The Kenyan police said they had arrested three people in Were's killing. Still, Were's death and the prolonged tension spurred attacks that included the beheading of a doctor in the nearby Kibera slum, an Odinga stronghold, and several reports of forcible circumcision of Luos, who traditionally do not practice that rite. The violence has pitted members of Kibaki's Kikuyu tribe, long accused of being the object of favors from successive Kenyan governments, against Luos, Luhyas and Kalenjin, which had hoped an Odinga victory in the December 27 election would right decades of perceived injustices.

Annan predicted that Kenya would only need a month to resolve the immediate political crisis and a year to solve the larger issues that have lingered — and sometimes been fomented by Kenyan politicians — since independence. Yet while Odinga and Kibaki have both said they want to negotiate, neither has shown any real commitment to resolving the crisis: Kibaki insists his election as President is non-negotiable, while Odinga says he will accept nothing but a new vote.

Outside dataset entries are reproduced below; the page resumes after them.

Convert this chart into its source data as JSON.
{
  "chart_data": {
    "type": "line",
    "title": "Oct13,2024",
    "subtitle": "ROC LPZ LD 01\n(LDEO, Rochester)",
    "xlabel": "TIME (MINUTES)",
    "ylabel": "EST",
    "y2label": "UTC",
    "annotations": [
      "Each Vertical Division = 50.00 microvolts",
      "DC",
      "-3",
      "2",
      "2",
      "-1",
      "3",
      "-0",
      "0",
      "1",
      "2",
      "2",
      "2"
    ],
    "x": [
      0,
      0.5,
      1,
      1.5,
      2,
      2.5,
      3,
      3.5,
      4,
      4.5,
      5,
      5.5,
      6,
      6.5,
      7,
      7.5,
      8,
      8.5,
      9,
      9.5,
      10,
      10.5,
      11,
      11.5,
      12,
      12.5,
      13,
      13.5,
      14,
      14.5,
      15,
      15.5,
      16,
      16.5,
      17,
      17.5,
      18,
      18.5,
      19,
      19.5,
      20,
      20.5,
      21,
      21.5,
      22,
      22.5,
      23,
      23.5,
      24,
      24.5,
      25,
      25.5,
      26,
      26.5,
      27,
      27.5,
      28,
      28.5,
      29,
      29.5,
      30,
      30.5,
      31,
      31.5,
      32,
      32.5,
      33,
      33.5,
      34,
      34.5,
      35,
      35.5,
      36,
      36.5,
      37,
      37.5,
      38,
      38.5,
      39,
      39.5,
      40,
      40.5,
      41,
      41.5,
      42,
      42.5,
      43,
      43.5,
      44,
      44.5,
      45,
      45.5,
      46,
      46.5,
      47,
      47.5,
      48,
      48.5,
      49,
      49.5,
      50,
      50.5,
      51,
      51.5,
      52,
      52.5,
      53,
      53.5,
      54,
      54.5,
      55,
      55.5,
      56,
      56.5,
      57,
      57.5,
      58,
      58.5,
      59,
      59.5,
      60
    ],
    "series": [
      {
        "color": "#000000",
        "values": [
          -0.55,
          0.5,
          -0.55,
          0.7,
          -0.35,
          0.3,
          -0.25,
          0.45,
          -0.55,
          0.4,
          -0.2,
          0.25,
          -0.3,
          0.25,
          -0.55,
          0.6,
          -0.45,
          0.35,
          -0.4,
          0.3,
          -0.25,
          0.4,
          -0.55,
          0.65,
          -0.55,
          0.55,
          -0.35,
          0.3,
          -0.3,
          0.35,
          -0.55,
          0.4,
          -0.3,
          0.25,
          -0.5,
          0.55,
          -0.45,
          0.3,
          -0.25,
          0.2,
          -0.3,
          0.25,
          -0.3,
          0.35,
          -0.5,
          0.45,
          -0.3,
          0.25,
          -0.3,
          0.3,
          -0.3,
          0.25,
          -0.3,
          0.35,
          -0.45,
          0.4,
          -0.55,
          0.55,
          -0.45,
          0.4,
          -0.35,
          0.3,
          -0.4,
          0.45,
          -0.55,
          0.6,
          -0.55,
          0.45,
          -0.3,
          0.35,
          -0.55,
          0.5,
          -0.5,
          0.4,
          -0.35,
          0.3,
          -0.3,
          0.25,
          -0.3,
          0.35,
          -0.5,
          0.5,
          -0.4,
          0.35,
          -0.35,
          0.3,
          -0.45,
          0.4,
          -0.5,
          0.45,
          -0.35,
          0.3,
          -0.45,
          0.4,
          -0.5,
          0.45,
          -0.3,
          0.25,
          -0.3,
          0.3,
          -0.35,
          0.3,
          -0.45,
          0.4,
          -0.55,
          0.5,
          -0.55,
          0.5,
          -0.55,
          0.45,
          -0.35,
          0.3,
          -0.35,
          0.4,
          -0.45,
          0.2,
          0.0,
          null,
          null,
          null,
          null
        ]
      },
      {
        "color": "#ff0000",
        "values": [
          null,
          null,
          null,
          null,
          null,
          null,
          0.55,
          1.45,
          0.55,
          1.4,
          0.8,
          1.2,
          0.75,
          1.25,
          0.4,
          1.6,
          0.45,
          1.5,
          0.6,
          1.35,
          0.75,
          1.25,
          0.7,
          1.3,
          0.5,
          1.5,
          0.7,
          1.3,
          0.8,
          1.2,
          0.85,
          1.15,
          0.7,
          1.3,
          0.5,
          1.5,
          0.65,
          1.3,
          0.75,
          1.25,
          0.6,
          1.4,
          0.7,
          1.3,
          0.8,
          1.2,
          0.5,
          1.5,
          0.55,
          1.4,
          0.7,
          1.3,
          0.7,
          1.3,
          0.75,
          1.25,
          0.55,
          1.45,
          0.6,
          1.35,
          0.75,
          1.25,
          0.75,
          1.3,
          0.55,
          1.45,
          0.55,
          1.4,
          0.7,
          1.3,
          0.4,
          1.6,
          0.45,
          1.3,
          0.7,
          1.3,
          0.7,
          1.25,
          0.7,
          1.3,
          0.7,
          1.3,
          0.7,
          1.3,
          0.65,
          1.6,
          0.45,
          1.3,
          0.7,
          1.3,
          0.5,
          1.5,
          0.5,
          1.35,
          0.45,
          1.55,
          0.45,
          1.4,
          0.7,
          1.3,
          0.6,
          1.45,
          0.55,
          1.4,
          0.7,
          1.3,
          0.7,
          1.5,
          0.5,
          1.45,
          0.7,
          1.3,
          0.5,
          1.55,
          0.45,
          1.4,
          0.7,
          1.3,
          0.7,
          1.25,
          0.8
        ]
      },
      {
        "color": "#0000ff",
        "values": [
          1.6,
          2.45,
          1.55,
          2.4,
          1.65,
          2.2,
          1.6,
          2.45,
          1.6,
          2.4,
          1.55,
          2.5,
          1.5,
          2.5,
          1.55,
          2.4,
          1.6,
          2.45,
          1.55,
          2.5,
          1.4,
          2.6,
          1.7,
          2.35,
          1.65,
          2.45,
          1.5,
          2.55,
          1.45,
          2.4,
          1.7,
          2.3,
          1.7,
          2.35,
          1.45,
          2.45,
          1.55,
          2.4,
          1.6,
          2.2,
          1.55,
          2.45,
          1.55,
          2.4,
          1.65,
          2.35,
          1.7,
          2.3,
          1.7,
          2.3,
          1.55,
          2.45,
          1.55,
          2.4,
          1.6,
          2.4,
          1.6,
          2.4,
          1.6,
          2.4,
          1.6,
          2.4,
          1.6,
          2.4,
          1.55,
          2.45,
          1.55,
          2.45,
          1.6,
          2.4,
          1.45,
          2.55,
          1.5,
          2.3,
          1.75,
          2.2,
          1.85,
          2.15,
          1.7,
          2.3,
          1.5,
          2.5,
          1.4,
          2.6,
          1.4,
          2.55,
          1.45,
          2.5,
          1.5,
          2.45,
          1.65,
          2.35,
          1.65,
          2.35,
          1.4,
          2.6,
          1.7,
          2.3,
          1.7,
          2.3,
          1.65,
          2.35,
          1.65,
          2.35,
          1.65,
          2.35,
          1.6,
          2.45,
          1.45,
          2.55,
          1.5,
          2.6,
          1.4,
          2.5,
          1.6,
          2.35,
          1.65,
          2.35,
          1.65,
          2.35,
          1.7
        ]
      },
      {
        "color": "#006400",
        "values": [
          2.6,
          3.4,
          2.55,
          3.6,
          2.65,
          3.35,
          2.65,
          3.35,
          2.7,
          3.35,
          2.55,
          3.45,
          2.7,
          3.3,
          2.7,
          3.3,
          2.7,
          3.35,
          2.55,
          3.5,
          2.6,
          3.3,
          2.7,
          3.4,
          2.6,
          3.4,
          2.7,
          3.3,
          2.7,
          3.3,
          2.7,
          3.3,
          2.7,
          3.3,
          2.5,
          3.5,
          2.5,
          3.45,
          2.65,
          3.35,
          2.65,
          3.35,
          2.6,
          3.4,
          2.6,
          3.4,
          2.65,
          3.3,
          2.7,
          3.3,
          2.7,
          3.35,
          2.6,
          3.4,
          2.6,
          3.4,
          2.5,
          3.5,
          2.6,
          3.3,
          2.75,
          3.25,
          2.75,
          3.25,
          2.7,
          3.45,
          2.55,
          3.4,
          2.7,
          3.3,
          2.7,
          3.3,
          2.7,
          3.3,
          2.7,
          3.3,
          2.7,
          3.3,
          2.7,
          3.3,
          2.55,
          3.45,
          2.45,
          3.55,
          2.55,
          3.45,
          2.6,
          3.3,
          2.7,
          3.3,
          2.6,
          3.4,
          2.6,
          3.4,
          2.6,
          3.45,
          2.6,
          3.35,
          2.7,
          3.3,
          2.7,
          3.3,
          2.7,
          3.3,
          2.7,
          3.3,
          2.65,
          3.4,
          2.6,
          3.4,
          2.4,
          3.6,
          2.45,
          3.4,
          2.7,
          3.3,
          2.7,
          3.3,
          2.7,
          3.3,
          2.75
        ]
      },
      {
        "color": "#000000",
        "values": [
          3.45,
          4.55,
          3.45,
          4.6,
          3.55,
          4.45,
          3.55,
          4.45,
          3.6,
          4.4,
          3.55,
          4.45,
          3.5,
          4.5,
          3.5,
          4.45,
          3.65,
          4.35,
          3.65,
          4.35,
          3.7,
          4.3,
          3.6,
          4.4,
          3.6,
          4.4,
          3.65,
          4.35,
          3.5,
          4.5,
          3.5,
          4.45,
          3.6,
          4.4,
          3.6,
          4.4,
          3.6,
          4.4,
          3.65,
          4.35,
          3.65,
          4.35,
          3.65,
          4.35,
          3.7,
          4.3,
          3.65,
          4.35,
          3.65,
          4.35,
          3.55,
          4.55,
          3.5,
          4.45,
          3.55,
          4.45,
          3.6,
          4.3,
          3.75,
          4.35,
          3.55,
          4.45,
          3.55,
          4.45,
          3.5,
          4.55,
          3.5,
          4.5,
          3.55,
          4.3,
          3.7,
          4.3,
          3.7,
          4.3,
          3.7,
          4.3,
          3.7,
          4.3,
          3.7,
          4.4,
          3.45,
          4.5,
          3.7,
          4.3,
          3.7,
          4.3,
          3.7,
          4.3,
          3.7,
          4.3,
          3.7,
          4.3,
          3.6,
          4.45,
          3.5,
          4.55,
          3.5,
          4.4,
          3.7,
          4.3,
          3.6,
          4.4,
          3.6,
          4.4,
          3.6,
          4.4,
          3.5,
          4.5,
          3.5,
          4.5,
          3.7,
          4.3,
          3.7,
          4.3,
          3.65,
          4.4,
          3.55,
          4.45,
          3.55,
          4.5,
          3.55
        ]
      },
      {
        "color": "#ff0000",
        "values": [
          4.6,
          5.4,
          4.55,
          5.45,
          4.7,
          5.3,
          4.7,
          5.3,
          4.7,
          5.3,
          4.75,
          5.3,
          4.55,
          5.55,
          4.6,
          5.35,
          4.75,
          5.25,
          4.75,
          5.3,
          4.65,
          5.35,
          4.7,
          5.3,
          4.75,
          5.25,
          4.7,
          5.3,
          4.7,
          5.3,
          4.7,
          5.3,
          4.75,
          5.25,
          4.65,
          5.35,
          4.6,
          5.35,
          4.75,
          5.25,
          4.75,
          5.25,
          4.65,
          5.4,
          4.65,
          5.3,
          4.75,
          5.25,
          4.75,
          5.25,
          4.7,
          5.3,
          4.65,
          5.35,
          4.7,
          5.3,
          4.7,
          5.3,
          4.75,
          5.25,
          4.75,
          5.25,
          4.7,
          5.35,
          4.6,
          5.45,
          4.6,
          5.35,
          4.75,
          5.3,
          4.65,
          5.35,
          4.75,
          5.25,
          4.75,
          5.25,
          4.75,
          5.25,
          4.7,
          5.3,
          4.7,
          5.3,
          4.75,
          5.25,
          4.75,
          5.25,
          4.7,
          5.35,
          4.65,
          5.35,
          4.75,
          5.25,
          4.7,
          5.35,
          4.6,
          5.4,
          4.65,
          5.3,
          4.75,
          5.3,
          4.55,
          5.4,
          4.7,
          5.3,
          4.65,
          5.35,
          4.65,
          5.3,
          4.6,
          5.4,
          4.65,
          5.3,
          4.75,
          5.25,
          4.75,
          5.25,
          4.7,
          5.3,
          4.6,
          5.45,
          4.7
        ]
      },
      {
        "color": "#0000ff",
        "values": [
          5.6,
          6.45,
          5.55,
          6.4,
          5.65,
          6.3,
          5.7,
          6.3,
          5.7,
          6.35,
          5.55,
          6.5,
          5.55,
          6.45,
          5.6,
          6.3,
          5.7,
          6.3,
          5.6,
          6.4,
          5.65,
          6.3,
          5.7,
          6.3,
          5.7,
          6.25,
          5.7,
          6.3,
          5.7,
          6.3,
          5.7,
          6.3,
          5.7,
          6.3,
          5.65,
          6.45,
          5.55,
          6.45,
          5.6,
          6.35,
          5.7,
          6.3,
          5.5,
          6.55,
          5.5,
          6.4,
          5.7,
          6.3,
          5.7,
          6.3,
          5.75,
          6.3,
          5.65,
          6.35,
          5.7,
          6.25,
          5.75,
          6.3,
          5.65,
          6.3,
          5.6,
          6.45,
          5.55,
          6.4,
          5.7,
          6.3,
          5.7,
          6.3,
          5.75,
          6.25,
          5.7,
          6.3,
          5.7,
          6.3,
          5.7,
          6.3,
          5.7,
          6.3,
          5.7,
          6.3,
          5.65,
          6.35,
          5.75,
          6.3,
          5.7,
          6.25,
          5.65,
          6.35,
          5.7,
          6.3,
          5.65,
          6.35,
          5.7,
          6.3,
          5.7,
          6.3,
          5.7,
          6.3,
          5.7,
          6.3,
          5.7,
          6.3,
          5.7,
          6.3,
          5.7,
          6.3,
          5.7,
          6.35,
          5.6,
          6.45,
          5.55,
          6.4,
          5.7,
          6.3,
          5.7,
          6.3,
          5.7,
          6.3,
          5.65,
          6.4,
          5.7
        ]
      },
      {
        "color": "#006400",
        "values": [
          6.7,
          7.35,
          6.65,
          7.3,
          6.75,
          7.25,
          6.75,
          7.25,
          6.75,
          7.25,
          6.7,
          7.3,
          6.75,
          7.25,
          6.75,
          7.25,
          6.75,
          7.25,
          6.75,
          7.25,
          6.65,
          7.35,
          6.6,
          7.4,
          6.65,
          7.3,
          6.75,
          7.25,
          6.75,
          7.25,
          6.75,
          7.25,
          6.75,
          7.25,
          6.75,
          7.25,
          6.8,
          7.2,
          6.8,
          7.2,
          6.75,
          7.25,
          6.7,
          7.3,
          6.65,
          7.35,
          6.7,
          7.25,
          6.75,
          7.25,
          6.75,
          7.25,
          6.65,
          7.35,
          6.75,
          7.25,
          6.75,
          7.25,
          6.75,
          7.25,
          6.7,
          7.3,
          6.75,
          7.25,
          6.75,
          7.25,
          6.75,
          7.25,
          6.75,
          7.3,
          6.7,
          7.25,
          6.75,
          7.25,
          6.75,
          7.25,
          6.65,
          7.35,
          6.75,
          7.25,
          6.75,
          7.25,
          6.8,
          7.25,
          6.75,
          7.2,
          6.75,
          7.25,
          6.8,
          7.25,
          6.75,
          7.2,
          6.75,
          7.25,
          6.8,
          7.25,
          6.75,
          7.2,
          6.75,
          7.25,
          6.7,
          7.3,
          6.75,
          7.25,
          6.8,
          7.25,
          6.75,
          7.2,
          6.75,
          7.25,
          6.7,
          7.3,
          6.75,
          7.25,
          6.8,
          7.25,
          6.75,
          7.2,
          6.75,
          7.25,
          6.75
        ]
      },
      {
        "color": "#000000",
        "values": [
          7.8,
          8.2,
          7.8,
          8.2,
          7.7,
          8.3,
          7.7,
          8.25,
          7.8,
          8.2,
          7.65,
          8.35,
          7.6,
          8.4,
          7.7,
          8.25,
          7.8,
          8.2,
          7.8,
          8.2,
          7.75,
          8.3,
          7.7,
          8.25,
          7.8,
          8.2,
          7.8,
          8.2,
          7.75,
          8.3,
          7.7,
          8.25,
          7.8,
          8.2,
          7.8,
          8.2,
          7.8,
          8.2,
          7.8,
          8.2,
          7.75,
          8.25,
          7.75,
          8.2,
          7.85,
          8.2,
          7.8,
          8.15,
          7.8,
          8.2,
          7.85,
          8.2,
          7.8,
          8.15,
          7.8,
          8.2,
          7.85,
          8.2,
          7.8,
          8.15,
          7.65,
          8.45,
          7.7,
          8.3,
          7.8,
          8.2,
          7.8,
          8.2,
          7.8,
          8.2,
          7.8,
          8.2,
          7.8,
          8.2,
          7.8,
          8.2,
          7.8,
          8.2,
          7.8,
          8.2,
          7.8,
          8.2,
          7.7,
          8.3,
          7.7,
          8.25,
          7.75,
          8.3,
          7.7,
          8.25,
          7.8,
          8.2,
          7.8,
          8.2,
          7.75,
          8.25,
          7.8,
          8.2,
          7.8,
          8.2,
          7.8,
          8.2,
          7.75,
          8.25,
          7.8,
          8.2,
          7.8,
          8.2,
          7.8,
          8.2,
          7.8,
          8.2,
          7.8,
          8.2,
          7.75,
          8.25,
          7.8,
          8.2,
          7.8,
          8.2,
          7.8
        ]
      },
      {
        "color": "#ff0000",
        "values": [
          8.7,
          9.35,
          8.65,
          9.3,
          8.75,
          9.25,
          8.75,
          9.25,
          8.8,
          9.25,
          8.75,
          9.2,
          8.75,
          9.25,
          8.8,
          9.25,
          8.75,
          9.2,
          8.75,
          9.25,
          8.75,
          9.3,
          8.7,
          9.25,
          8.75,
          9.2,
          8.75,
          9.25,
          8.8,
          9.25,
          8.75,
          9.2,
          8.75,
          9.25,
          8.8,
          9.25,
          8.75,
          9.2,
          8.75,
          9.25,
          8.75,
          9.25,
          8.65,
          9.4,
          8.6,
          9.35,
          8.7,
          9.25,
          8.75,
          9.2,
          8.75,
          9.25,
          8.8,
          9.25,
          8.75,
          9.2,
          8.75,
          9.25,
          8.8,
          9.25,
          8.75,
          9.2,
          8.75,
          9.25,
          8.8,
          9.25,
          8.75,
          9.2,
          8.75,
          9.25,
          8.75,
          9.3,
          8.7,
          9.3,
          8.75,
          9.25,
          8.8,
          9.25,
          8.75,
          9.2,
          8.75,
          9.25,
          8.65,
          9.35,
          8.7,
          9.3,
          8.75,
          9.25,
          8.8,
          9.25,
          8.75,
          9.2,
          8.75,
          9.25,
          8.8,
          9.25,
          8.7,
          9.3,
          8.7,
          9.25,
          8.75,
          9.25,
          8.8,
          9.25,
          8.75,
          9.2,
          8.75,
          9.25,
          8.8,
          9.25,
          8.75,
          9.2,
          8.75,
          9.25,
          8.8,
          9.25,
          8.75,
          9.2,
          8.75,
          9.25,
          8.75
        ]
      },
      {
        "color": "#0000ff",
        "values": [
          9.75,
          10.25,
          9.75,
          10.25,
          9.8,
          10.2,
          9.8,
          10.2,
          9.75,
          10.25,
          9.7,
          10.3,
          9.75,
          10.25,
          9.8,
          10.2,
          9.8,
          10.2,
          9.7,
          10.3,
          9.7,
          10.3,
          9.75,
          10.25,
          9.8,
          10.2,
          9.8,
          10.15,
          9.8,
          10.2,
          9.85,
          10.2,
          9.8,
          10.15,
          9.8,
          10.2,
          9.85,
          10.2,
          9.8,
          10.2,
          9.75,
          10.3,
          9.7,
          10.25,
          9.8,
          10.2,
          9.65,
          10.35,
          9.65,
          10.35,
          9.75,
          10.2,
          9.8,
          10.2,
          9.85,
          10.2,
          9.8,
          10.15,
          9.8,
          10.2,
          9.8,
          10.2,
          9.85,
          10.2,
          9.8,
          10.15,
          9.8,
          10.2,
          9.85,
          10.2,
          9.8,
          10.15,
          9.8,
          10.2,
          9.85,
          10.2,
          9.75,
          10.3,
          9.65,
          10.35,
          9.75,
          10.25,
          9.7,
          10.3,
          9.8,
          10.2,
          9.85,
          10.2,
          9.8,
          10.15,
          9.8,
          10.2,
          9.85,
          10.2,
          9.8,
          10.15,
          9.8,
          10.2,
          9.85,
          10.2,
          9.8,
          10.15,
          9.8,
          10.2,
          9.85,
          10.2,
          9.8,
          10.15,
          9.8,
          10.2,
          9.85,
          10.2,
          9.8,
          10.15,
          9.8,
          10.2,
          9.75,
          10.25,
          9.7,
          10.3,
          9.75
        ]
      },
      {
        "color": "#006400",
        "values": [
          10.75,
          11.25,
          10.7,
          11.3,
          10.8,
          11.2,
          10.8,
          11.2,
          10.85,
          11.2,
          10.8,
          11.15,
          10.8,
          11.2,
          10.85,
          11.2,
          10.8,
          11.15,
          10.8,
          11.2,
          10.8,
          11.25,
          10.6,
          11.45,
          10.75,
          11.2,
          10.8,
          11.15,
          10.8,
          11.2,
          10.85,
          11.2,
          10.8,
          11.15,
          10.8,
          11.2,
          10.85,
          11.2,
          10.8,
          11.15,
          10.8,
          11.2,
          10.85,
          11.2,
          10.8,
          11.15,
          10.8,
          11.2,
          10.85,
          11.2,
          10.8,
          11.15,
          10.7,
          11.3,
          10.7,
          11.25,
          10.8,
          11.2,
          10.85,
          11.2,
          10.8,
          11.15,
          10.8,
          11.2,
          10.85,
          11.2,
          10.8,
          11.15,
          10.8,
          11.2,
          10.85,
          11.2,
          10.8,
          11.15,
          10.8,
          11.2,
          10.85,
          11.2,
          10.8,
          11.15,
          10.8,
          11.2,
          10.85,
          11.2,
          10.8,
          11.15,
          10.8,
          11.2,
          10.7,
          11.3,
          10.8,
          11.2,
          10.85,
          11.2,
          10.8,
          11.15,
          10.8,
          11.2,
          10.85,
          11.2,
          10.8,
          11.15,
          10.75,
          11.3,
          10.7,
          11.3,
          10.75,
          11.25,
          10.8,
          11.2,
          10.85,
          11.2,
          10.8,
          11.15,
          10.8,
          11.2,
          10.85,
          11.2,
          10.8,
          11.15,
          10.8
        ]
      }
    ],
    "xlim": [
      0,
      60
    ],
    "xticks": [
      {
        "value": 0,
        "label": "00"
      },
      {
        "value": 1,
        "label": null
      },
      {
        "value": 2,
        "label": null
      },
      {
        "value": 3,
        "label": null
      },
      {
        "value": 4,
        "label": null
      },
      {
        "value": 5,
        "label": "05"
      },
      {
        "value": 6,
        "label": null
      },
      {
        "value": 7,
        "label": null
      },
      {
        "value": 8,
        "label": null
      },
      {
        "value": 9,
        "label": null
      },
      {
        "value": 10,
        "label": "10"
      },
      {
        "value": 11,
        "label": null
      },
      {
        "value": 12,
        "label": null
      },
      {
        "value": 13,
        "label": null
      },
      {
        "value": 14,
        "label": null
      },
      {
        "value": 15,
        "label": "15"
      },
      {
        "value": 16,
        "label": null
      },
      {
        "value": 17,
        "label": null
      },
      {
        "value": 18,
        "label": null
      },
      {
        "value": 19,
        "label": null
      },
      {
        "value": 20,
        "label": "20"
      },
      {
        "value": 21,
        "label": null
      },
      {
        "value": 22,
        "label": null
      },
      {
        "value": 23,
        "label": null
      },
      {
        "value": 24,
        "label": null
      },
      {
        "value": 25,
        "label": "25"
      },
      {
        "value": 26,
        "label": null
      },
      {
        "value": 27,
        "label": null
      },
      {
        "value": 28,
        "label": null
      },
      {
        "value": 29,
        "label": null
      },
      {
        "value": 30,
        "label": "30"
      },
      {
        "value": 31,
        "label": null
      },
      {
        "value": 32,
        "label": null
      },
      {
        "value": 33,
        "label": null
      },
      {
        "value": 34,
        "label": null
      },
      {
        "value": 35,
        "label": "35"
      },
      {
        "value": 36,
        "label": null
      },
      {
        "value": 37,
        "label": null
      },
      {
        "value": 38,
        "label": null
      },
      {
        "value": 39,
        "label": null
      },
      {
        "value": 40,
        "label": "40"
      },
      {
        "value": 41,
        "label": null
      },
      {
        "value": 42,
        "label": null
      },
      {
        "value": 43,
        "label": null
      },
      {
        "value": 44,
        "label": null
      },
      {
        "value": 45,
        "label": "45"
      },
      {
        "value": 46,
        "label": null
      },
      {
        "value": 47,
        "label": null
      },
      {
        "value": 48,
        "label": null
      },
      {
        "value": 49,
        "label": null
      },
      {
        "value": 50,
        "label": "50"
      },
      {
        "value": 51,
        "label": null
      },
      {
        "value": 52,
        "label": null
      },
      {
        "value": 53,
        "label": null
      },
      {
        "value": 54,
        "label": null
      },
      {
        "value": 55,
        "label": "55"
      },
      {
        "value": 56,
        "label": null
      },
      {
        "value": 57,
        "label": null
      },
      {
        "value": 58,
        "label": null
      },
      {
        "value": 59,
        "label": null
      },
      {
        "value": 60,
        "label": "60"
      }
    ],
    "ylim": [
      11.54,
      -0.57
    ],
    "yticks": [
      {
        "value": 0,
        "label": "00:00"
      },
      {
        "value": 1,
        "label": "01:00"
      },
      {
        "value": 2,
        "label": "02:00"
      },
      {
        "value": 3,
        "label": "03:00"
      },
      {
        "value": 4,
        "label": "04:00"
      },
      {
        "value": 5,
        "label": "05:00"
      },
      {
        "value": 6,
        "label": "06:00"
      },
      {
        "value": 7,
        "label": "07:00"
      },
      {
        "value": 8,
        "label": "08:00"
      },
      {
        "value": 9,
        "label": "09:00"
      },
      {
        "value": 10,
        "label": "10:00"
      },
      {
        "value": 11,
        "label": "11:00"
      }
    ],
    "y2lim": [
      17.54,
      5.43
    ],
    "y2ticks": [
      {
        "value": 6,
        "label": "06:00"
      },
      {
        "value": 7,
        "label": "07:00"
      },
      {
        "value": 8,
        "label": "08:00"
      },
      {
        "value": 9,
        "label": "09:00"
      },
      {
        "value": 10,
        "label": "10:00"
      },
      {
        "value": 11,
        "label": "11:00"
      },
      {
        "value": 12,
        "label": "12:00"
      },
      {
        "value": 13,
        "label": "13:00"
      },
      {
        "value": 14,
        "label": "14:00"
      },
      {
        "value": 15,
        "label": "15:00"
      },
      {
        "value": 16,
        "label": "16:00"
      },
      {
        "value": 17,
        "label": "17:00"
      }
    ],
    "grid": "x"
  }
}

Angry crowds of Luos and Kalenjin also squared off along a road in the tourist town of Naivasha, an hour north. The clashes in Naivasha reached a near-breaking point on Tuesday, when army helicopters fired what police said were rubber bullets into crowds of demonstrators facing off against each other along a major road. "We know very well the police are not doing their work, they are also political, they are favoring one side, they are not caring for all people," said Odinga supporter Evans Maremi.

Naivasha and the nearby city of Nakuru have seen a spate of killings in recent days as Kikuyus launched revenge attacks against people they say were responsible for attacks that killed dozens of their tribesmen further north and pushed hundreds of thousands from their homes. Those killings have changed the tenor of the violence, which the opposition initially characterized as a spontaneous surge of rage among people furious about the vote. It now appears to have devolved into simple revenge killing.

Indeed, the fear was that the violence would begin to spiral out of control into a cycle of ethnic attacks as members of Kenya's different ethnic groups act on grievances they have harbored for decades over land and the perceived inequitable distribution of resources. That, in turn, could sink Kenya's economy, whose chief engines are horticulture, tourism and tea. All three industries have been crippled.

Still, amid the violence, there was some hope that Annan's mediation could lead to a compromise at last after a month of bloodletting. The death toll is now difficult to estimate, but it is believed that some 850 people have been killed since the vote, with about 150 of them killed since Friday, when Kikuyus launched what appeared to have been revenge attacks in Nakuru. "Today our country is under serious threat of sliding into anarchy," parliamentary speaker Kenneth Marende said.

The one thing that Kenya has going for it right now, it seems, is that the world is refusing to let the crisis fade into the background. The African Union has promised to consider the issue in a summit that begins on Thursday. And the special U.N. adviser on preventing genocide, Francis Deng, has warned that Kenya's politicians could be held responsible for any violation of international law. That came just days after the New York-based Human Rights Watch released a report concluding that there was some indication that the violence had been planned beforehand, particularly in areas where Odinga is popular. "There are evidently hidden hands organizing it now," Britain's Minister for Africa Mark Malloch Brown said as he stopped in Kenya to lend London's weight to the mediation efforts. "The targeting is very specific."